Outside of rut.. Pretty small area

Date:09-Sep-15

I happen to hunt a property near my house that has a creek running through it. I also hunt another property in a bow only area that by road is about 4 miles away. Now as the crow flies I would say it is about 2 miles away, it has the same creek running though it.Probably 7-8 years back I had a giant 10 pt. on the bow property and saw him 2 days before Thanksgiving. He had an unmistakable scuff mark on his left shoulder(patch of hair the size of a baseball missing) On Thanksgiving morning two days after seeing him in the bow area I watched him tending a doe about 4 hundred yards from my house.(he had traveled at least 2 miles in roughly a day and half) My point is I believe a lot to do with how far they travel has to do with the terrain in which they live and the personality of the deer. This creek bottom allows bucks to travel a long ways from their core area in relatively secure cover.
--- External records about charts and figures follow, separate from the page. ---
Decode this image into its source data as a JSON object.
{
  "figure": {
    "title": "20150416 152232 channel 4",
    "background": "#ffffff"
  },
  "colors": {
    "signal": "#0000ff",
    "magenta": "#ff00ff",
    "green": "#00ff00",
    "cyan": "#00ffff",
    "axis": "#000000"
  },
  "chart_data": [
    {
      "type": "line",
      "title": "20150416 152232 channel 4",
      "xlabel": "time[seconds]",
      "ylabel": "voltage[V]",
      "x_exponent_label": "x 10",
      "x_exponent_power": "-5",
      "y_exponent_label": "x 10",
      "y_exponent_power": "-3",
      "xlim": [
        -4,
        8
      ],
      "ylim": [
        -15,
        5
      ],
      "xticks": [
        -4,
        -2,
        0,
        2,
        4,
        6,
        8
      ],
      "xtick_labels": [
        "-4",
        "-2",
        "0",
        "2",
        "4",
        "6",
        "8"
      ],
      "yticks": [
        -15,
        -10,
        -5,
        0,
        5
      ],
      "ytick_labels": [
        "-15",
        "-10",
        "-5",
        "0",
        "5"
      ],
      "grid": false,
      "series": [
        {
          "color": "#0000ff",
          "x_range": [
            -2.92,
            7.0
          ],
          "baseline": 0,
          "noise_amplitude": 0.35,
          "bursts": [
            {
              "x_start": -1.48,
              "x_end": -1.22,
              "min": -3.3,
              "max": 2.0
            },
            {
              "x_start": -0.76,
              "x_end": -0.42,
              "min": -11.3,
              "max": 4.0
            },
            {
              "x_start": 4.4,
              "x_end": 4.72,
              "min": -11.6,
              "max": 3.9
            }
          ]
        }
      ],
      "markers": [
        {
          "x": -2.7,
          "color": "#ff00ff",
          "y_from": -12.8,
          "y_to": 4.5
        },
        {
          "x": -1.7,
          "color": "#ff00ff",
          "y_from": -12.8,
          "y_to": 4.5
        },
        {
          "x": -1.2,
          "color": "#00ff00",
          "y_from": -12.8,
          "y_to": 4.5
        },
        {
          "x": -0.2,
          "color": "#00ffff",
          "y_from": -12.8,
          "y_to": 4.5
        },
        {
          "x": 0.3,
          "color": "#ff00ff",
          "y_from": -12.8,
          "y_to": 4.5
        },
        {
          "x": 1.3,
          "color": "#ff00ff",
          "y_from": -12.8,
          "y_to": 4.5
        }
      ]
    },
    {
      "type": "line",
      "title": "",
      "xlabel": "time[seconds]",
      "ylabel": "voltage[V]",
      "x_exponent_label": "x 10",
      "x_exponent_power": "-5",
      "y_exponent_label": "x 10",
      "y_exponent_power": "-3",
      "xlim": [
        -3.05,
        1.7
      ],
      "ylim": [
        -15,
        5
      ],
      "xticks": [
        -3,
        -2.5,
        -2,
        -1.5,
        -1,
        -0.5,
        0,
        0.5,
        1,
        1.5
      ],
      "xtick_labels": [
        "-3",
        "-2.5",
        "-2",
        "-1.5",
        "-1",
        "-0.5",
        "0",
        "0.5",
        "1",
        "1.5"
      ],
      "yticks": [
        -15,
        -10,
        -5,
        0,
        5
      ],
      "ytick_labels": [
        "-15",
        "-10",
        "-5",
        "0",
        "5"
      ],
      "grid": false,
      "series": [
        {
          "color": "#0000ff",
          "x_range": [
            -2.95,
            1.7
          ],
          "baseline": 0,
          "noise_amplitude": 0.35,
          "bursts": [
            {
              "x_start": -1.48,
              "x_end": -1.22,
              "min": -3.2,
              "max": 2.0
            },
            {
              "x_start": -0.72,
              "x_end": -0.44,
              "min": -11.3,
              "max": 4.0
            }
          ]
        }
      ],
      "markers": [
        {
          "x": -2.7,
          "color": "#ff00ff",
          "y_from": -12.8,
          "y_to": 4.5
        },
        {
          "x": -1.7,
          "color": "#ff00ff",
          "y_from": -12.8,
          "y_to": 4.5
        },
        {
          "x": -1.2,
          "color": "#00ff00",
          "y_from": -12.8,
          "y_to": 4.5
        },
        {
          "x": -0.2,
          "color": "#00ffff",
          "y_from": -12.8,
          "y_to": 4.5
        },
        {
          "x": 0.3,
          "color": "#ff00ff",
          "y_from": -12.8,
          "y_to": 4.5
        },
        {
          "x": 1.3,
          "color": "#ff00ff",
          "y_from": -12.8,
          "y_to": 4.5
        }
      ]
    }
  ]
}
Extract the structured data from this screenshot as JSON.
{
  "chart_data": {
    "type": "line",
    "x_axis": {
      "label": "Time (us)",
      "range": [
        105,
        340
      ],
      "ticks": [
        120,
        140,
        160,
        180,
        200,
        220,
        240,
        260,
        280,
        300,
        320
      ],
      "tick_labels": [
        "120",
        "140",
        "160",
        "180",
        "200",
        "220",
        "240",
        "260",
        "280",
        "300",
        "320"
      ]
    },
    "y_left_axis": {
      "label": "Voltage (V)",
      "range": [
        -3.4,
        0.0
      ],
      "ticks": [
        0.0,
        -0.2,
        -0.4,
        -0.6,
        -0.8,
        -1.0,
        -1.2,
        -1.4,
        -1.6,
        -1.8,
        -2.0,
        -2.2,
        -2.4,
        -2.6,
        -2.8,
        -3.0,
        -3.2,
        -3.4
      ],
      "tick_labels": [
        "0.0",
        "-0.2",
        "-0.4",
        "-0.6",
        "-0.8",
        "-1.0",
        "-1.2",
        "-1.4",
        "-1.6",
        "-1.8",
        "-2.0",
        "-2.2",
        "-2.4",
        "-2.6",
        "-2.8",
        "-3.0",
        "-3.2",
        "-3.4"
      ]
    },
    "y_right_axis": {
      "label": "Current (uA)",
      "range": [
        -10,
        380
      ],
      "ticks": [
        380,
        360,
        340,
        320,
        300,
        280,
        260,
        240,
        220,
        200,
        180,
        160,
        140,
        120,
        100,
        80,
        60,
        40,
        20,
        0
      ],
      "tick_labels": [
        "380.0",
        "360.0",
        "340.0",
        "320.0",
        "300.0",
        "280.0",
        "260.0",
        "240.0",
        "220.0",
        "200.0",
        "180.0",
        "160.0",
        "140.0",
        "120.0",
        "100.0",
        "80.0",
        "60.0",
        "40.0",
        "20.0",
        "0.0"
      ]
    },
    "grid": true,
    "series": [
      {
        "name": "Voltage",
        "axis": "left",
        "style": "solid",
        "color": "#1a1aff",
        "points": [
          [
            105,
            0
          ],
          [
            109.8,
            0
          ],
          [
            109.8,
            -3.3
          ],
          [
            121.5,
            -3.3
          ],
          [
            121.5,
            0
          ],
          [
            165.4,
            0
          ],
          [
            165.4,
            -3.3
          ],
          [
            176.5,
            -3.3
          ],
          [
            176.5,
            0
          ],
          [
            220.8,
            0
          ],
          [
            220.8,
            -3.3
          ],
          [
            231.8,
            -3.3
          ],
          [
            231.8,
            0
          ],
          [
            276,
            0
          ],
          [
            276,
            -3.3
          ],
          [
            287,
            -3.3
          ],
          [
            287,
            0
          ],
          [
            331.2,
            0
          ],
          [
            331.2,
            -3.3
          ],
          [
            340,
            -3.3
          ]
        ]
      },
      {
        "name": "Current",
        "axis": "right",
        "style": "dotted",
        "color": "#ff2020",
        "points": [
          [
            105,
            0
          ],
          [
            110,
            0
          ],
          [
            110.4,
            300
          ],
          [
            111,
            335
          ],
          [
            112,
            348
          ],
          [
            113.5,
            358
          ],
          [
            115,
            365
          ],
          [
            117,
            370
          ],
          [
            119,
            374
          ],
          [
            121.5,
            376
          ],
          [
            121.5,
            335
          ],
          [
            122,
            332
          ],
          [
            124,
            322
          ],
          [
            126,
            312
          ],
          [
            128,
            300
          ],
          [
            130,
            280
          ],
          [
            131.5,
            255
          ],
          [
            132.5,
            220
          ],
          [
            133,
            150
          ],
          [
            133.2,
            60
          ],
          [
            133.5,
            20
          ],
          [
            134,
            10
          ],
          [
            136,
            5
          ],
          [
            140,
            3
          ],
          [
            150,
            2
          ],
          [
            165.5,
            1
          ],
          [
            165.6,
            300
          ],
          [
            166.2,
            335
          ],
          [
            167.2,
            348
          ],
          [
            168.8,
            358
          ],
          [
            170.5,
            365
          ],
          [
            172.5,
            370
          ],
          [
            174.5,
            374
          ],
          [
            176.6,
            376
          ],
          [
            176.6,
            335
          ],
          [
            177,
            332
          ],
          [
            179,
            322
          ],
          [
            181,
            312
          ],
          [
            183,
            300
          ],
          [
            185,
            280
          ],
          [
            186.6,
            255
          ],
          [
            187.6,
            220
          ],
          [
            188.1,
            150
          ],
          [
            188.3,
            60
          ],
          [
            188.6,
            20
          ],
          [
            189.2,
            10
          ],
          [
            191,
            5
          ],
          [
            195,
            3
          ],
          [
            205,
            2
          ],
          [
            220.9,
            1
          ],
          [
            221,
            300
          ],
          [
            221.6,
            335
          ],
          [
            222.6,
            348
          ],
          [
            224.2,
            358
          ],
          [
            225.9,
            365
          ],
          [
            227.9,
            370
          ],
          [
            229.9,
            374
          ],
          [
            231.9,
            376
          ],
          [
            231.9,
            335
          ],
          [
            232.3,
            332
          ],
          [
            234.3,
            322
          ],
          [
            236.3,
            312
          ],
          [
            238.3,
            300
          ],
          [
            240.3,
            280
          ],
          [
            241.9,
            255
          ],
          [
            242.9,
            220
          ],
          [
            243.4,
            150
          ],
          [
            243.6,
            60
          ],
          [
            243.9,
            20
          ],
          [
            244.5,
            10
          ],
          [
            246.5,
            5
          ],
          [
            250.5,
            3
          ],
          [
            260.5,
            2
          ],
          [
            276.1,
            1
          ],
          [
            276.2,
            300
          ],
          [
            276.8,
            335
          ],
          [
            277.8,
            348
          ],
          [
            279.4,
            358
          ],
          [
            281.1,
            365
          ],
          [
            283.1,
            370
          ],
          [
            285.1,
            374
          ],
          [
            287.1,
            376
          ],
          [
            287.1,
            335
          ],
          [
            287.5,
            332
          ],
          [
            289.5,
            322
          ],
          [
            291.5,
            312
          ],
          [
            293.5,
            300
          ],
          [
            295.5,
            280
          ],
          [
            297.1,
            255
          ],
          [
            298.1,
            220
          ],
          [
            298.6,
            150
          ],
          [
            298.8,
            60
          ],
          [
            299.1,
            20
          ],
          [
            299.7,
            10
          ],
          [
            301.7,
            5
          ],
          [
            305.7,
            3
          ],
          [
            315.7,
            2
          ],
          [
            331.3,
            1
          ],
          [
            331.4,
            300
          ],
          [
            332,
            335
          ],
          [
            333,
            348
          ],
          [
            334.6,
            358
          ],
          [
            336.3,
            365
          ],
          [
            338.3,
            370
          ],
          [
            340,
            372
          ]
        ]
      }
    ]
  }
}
I know he spent most of his time in a small piece on the property I hunt of about 32 acres, probably 90% of his time was spent there. During the rut, I know he traveled far and wide as I heard reports of him being spotted as far as 5 miles from his home that Nov. I believe some bucks ecsp. 3.5-4.5 year old bucks tend to do a lot of the breeding and may search far and wide for does as to when they get older than that and have been shot at or hunted hard they tend to limit their movement as well. Also bucks younger than that do not travel as far, due to the fact the 3.5-4.5 year old deer are in pretty prime shape and they do not want to compete with that. By the way I never did kill that buck and the last I had seen him he was on his way down hill and probably a 140" 8pt and probably 8.5 years old. Never heard of him being killed by anyone, but a friend of mine found a skull and rack that could of been him 2 years ago and it scored right around 140" and by the teeth the deer appeared to be at least 8.5 years old. Shawn

Date:09-Sep-15

In my experience, it not only depends on deer density, age of the buck but also the deer in particular. I have been very fortunate in harvesting several great deer over the years and each one of them had a different personality. I call 5 year olds ghost, they always seem to get a little goofy at that age. But as the bucks get older, i feel like they tend to narrow down their home range. The buck i killed last year lived in a 250 yard area. Sounds crazy, but he had everything he needed and he was 8.5 years old. With such a small core area, he was the hardest deer ive ever hunted. Just my two cents...

Date:09-Sep-15

I love this talk. I could read everyone's experiences and gain zero knowledge on the bucks I hunt. But the stories of bucks that travel far and wide and are documented, are incredible.

Date:10-Sep-15

Excellent, informative thread. IMO, this is one of the best threads ever on Bowsite.

Date:10-Sep-15

I have had some similar bucks like that here in ms, problem here is that amount of thickets we have, Bucks never have to come out. I had one buck that lived on my parents place. I had on camera everyday during the summer and as soon as velvet dropped he was gone. He would pass that from time to time. 2013 never had any pics of him at all. I shot him 2014 December crossing a powerline. Same deer. Only scored 127 but in ne ms that's a good deer. Don't where he went. Always figured someone shot him.

Date:10-Sep-15

The other deer I would get pics all summer as well then nothing. Wouldn't see him til the next summer. Well a buddy of my bought a new place this last year and told me to come out and hunt. Mostly pasture for is horses but had a 1 acre pine thicket that the previous owner let go and just turned into something nasty. His property was only 2 miles from ours but had some crops to the south. Needless to say I saw that deer entering that small lot 3 times before I killed him. I guess that he would just move in there when pressure increased on the surrounding areas.